Second is the presumption itself of progress, so natural to the
self. The self invariably wants more than it gets. We have to see
disappointment as a measure of that expectation. But the Buddha
didn’t say sit in order to achieve Nibbana. He said sit in
order to establish Right Awareness. Live daily with Right Mindfulness
and in the Metta Sutta he advises us to saturate this with unconditional
love. We shall do this only when we really understand that the processes
of insight and purification take care of themselves. We need to
trust our own Buddha Nature, that intuitive awareness that manifests
when we are in the mode of Right Awareness.

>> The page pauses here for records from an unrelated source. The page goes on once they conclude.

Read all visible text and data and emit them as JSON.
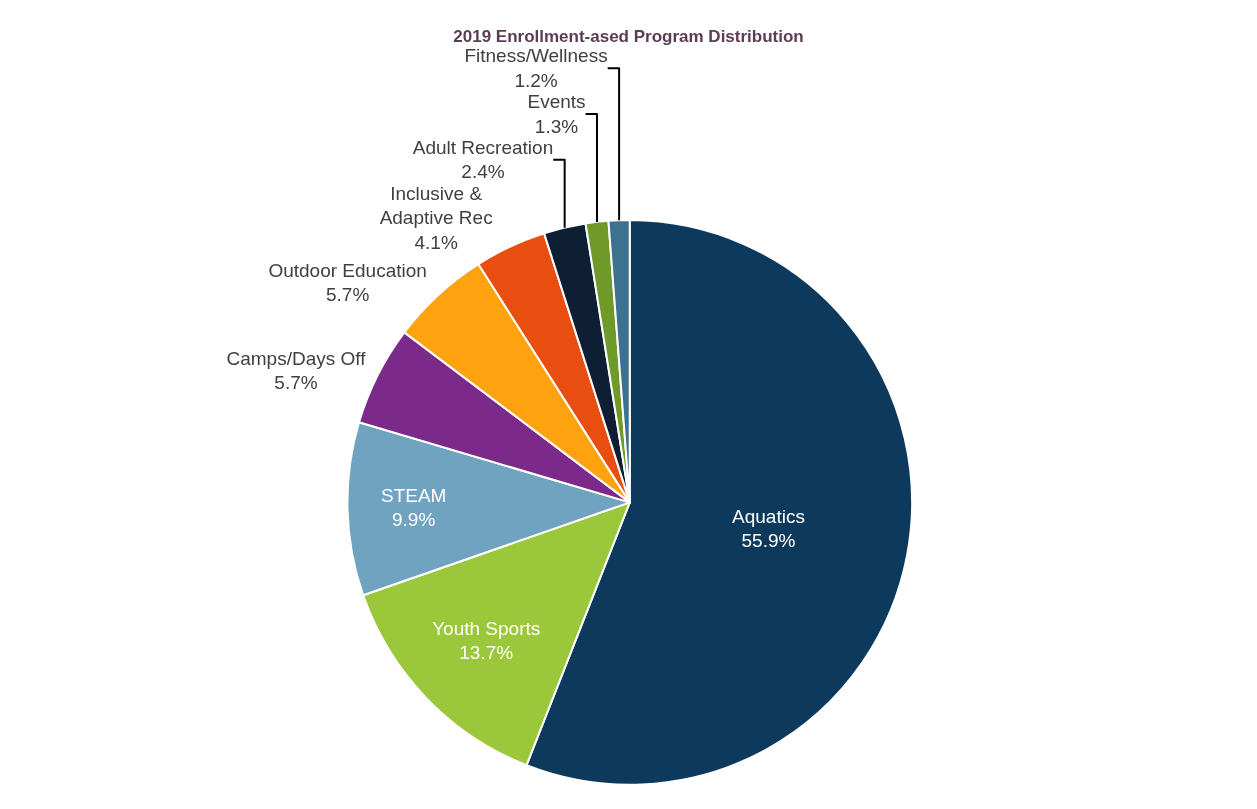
{
  "chart_data": {
    "type": "pie",
    "title": "2019 Enrollment-ased Program Distribution",
    "categories": [
      "Aquatics",
      "Youth Sports",
      "STEAM",
      "Camps/Days Off",
      "Outdoor Education",
      "Inclusive &\nAdaptive Rec",
      "Adult Recreation",
      "Events",
      "Fitness/Wellness"
    ],
    "values": [
      55.9,
      13.7,
      9.9,
      5.7,
      5.7,
      4.1,
      2.4,
      1.3,
      1.2
    ],
    "value_labels": [
      "55.9%",
      "13.7%",
      "9.9%",
      "5.7%",
      "5.7%",
      "4.1%",
      "2.4%",
      "1.3%",
      "1.2%"
    ],
    "colors": [
      "#0d3a5c",
      "#9bc83a",
      "#6fa3c0",
      "#7b2a8a",
      "#ffa20f",
      "#e84e0f",
      "#0e1f33",
      "#6f9a2a",
      "#3d7190"
    ],
    "legend": false
  }
}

Third, there are the vipassana insights and the four levels of
Noble Attainment. But the danger here is that they can become aims
and that old achieving rascal, the self, takes over. It’s
good to know there is a well-delineated Path, but it’s best
then to put it on the back burner and have confidence that the practice
will lead us along.

Fourth, things get harder as we progress until there is a breakthrough.
When we bend a branch to break it in two, the closer it is to splitting,
the greater is the pressure that has to be applied. Then snap! We
have another state. We have two sticks. This is how spiritual practice
works. It gets harder the more we reach the breakthrough point,
the point of transition and transformation. This is signified in
the Great Doubt that beset the Buddha just before his own breakthrough
when ‘Mara’ questioned the righteousness of his very
effort. Once the storm had passed, the gate was opened wide. It
is often right there, at the testing point that meditators tend
to give up.

Fifth, like any task we undertake things will go well and then
they go wrong. These are the ups and downs we find in all nature.
We have to be careful it’s not up, down and out. It is better
to look back over the whole period of time since we started out
on the Path of Dhamma and compare it to how it was before. Our progress
may be more obvious than thinking about what have we gained in a
week or three months on retreat.

Sixth, we do not live in a spiritually supportive society so when
we leave the special conditions of a retreat, we invariably fall
back. It really is a bit of an up-down-hill struggle. But hopefully
the long-term trend is up. Better to be content with little, than
discouraged by lack of a lot.

And finally, when we bring the most important question into the
present moment, the only living one we actually have: ‘Would
I want to be alive now without Right Mindfulness?’ As far
as I am concerned, that beats all doubt, right here and now.